40周年のアニバーサリー・イヤーに突入!『バック・トゥ・ザ・フューチャー』がいまなお愛されるワケ
スティーヴン・スピルバーグが製作総指揮を務めた数多くの傑作たちのなかでも、ひときわ世界中を熱狂させ、いまなお“タイムトラベル映画の最高傑作”として愛され続けている「バック・トゥ・ザ・フューチャー(BTTF)」シリーズ。2025年は、その記念すべき第1作の公開から40年を迎えるアニバーサリーイヤーとなる。そこで本稿では、なぜ本作がこれほどまでに多くの人々を惹きつけたのか、3つの理由から深掘りしていきたい。
物語の舞台は1985年のカリフォルニア。高校生のマーティ(マイケル・J・フォックス)は、歳の離れた友人の科学者ドク(クリストファー・ロイド)が長年の悲願だったタイムマシンを完成させたことを聞き、その実験の手伝いをすることに。しかし思わぬトラブルからドクは襲撃され、マーティは1955年にタイムスリップ。なんとかして1985年に戻ろうとするマーティは、若き日の両親と出会う。ところが若き日の母ロレーン(リー・トンプソン)がマーティに一目惚れをしてしまう。
1985年のアメリカ独立記念日の祝日に合わせて北米公開されたこの第1作『バック・トゥ・ザ・フューチャー』は、翌年3月まで超ロングラン興行を展開。およそ1900万ドルの製作費に対し、北米だけでその10倍以上となる興行収入2億ドルを記録し、日本をはじめとした世界各国でも大ヒット。『バック・トゥ・ザ・フューチャー PART2』(89)、『バック・トゥ・ザ・フューチャー PART3』(90)とシリーズ化されることとなった。
カギはやっぱり“タイムトラベル”!名コンビが仕掛ける卓越したジャンルミックス
どうしてもスピルバーグの名前を冠して語られがちな「BTTF」シリーズだが、本作を手掛けたのはのちに『フォレスト・ガンプ/一期一会』(94)などを手掛けるロバート・ゼメキス監督。スピルバーグにその才能を見出されて映画界入りした彼は、ボブ・ゲイルとのタッグで脚本も担当。スピルバーグ製作総指揮、ゼメキス監督、ゼメキスとゲイルが脚本のチームでは、これが3本目の作品となった。
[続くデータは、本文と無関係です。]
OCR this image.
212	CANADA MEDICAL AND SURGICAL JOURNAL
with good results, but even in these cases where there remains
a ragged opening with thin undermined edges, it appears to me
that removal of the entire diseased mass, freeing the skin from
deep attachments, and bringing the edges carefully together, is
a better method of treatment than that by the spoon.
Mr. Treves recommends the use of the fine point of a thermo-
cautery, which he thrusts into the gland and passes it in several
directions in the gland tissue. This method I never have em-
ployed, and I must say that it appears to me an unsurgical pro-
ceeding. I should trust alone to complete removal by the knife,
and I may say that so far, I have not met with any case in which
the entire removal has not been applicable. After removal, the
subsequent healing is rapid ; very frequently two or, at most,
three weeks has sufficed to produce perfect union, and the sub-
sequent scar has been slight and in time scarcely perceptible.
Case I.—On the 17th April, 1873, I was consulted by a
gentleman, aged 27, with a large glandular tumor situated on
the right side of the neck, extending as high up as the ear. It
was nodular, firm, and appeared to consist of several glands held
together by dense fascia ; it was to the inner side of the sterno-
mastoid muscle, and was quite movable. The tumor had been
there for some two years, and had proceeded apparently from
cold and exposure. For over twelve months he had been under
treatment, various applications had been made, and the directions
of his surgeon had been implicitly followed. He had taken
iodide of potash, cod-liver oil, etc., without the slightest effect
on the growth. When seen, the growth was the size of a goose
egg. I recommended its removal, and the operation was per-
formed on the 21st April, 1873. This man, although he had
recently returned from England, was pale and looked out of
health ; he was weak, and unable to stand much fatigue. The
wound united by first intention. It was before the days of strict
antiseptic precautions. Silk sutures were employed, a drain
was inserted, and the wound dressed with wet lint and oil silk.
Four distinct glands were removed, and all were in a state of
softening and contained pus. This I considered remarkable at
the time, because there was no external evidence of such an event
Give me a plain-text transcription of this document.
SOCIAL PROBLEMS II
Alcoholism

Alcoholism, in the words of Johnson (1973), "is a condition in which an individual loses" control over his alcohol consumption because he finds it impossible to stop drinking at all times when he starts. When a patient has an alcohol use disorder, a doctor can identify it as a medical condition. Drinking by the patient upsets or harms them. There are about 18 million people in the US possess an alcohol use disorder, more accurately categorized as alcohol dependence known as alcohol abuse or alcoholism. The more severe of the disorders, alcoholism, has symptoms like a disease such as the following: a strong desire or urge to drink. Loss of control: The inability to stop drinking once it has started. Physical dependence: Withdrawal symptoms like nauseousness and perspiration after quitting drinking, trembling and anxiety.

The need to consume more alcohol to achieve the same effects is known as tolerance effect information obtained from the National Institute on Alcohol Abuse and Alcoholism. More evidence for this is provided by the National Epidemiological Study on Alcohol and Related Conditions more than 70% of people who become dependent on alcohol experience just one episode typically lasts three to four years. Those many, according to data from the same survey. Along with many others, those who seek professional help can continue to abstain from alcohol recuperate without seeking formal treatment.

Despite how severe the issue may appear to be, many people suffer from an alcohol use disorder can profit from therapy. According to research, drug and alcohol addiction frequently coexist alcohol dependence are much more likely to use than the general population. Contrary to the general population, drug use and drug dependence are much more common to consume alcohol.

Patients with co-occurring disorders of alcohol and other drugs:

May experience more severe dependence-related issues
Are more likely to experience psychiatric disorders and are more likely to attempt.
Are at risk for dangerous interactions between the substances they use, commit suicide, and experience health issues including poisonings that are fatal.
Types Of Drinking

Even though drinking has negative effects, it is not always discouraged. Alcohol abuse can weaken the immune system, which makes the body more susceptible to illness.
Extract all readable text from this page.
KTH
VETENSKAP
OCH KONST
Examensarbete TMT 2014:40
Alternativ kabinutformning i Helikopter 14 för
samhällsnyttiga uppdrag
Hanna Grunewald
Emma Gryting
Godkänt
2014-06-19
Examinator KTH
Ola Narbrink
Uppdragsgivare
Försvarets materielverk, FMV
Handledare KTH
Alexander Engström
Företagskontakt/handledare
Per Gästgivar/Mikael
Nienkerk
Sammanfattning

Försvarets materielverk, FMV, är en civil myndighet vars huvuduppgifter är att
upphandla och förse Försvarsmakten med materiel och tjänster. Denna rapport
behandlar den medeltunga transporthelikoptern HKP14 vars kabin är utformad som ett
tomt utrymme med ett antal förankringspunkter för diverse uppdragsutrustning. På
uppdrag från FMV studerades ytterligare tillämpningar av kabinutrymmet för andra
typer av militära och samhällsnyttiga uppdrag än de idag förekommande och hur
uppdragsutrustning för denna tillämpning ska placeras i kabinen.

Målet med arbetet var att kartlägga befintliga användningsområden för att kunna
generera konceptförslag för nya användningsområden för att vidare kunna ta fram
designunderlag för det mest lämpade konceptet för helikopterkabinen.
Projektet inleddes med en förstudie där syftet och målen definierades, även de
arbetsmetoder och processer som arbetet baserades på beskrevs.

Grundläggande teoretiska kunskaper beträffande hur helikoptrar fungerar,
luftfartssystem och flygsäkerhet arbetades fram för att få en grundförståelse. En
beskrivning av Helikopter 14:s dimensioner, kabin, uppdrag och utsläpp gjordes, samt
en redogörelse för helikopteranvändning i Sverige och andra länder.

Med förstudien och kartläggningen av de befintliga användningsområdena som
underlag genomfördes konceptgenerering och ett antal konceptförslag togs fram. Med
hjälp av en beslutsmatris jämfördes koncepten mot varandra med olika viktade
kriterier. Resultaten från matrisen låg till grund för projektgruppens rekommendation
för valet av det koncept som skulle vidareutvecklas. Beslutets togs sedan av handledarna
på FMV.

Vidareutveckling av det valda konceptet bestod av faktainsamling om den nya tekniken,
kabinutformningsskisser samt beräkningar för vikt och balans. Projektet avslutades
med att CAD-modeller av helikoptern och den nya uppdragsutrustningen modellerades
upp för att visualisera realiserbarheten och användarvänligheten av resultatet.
とはいえ前2本の作品が興行的に失敗したこともあり、「BTTF」も初期構想から数年間、映画化にたどり着けなかったことは有名な話だ。しかも1980年代前半には、同じような“タイムトラベル”を題材としたSF映画がことごとく不評に終わっており、ゼメキスとゲイルには従来のタイムトラベル映画にない斬新な語り口が必要になった。そこでたどり着いたのは、1955年と1985年の文化的な対比と、タイムパラドックスを阻止するための奮闘によって生みだされるユーモアだ。
元々はゲイルが父親の高校時代の卒業アルバムを見て、もし自分が同級生だったら父親と友だちになっていただろうかと考えたことから着想した本作。1955年は、第二次世界大戦終結から10年が経ち、アメリカ社会が安定していた典型的な“古き良き時代”。同時にロックンロールなど1980年代まで続く多くのポップカルチャーが生まれた時代でもある。それでも過去に固執せずに現代に戻ることにこだわり続けるマーティの姿。それは1980年代に流行した青春映画特有の“いまを生きる”ティーンエイジャーの理想像そのもの。
オールディーズな1950年代カルチャーと現代とのリンクを器用巧みに交差させる青春描写に、歳の超えた友情や家族の物語。SF映画としての軸足をぶれさせずに、それらを語ることで、他にはない突き抜けた娯楽作へと昇華させたことが大成功の要因だろう。しかも時代を重ねるごとに、1980年代も“古き良き時代”のひとつへと変化していったこともまた、本作の娯楽性を高める後押しとなっている。